No eran criaturas ordinarias.
Eran dragones lo bastante poderosos como para remodelar regiones enteras si así lo decidían y, sin embargo, estaban allí, inclinándose ante ella sin dudarlo.
No parecía real.
—No sé cómo liderar dragones —admitió en voz baja.
—Ya lo has hecho —replicó el Rey Dragón.
Ariana lo miró.
—¿Te refieres a la batalla?
—Sí.
Su mirada se suavizó ligeramente, aunque el peso de su presencia permaneció.
—Restauraste la legión real.
Kael asintió a su lado.
—Eso fue bastante impresionante.
Ariana suspiró, frotándose ligeramente el brazo.
—Casi me derrumbo.
Kael se encogió de hombros.
—Un pequeño detalle.
Los dragones volvieron a levantar la cabeza lentamente, pero ninguno apartó la mirada.
El cielo dorado sobre ellos permanecía en calma, pero la tensión de la batalla aún perduraba débilmente en el aire, como algo inacabado.
El Rey Dragón dirigió su mirada hacia el horizonte, hacia las lejanas montañas donde las fuerzas del Abismo habían desaparecido.
—Augusto volverá.
Ariana asintió lentamente.
—Lo sé.
Kael siguió su mirada.
—Sí.
No parecía alguien que se rinde.
—El Abismo ha esperado miles de años para esta guerra —continuó el Rey Dragón.
Ariana sintió un peso frío instalarse en su pecho.
—Entonces esto fue solo el principio.
—Sí —dijo Vormerion.
El viento arreció ligeramente mientras los dragones se movían por las montañas, ajustando sus posiciones como si se prepararan para lo que pudiera venir a continuación.
Kael estiró los brazos con ligereza, como si se sacudiera la tensión.
—Bueno —dijo—, eso significa que necesitamos un plan.
Ariana volvió a mirar hacia el cielo.
Los dragones seguían volando en círculos sobre ellos, ya no luchando, solo observando y vigilando.
Por primera vez desde que todo empezó, el mundo se sentía tranquilo y en paz.
Aunque no fuera a durar.
Ariana se giró hacia Kael.
—¿Crees que los otros linajes de sangre saben de esto?
Kael enarcó una ceja.
—Iluminaste el cielo como un segundo sol.
Se encogió de hombros.
—Estoy bastante seguro de que todo el mundo se ha dado cuenta.

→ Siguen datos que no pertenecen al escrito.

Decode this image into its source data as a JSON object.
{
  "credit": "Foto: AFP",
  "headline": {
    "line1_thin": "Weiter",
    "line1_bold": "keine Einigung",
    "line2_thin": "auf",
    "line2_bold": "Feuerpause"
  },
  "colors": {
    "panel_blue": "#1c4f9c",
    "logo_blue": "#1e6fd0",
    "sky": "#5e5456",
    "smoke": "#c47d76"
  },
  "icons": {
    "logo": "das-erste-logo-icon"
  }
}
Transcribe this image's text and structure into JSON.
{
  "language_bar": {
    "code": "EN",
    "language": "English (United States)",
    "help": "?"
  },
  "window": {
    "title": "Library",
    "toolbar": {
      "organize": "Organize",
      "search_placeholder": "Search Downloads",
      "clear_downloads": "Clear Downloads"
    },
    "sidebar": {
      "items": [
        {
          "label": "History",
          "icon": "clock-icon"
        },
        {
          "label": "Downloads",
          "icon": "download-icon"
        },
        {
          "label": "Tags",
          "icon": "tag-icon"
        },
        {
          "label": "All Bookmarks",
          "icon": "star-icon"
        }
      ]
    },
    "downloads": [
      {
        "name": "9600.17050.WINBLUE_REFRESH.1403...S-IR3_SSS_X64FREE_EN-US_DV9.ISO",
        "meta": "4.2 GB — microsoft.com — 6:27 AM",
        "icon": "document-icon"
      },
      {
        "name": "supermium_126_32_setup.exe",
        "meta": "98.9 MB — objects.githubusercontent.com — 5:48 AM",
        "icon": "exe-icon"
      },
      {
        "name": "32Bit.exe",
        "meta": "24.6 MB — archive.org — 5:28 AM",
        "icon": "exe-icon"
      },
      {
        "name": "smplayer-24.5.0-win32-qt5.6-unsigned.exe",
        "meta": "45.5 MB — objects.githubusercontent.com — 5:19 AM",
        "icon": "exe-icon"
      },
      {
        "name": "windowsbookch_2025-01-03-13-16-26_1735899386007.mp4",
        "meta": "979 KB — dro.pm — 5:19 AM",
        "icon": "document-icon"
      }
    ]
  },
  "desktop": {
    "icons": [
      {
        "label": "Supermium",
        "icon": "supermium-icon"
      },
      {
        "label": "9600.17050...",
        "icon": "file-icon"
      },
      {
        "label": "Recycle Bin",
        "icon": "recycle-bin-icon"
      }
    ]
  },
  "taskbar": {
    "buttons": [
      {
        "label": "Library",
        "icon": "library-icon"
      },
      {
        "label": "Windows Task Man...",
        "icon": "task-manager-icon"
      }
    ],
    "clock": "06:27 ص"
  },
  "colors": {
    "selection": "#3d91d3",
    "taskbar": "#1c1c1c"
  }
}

Ariana soltó una risa suave.
—Eso no es muy reconfortante.
Kael sonrió ligeramente.
—Relájate.
Hizo un gesto hacia los dragones que los rodeaban.
—Ahora tienes un ejército.
Ariana siguió su mirada de nuevo.
Docenas de dragones reales permanecían apostados por las montañas, con la atención dividida entre ella y el lejano horizonte.
No solo estaban descansando.
La estaban protegiendo.
El Rey Dragón volvió a levantar lentamente las alas, y su voz se extendió por el acantilado.
—El mundo pronto oirá que la Soberana ha regresado.
Ariana lo miró.
—¿Y cuando lo hagan?
Los ojos del Rey Dragón ardían con una silenciosa comprensión.
—Algunos vendrán a servirte —dijo.
Luego, su voz bajó ligeramente—.
Otros vendrán a desafiarte.
Kael se hizo crujir el cuello.
—Bien.
Ariana lo miró de reojo.
—Disfrutas demasiado de esto.
Kael sonrió.
—Me gustan los problemas interesantes.
Ariana negó con la cabeza, pero no discutió.
En su lugar, volvió a mirar hacia las montañas.
En algún lugar más allá del horizonte, el Abismo ya se estaba recuperando.
Augusto había prometido que volvería y, la próxima vez, la batalla sería peor.
Pero por ahora, los dragones estaban vivos.
El cielo estaba en calma.
Y por primera vez, comprendió lo que significaba ser la Soberana.
Mucho más allá de las montañas, en las profundidades de la interminable oscuridad del Abismo, Augusto se encontraba en un vasto salón del trono hecho de piedra negra y sombras cambiantes.
El espacio a su alrededor parecía vivo, como si la propia oscuridad estuviera respirando.
Criaturas de sombra lo rodeaban, sus formas apenas estables, sus ojos plateados brillando en la oscuridad.
Augusto miró hacia arriba, como si pudiera ver a través del propio mundo.
—La Soberana ha despertado —dijo.
Una de las criaturas dio un paso al frente e hizo una reverencia—.
¿Cuáles son sus órdenes, Señor Augusto?
Augusto sonrió lentamente, con su expresión de nuevo en calma.
—Preparen la siguiente fase.
Las sombras a su alrededor se agitaron y se movieron como humo viviente, reaccionando a sus palabras.
—La verdadera guerra comenzará pronto.
Y esta vez, el Abismo no enviaría bestias.
Vendría él mismo.
Y muy lejos, bajo el cielo dorado de las montañas, Ariana permanecía entre los dragones, sin saber que el Abismo ya se estaba moviendo de nuevo.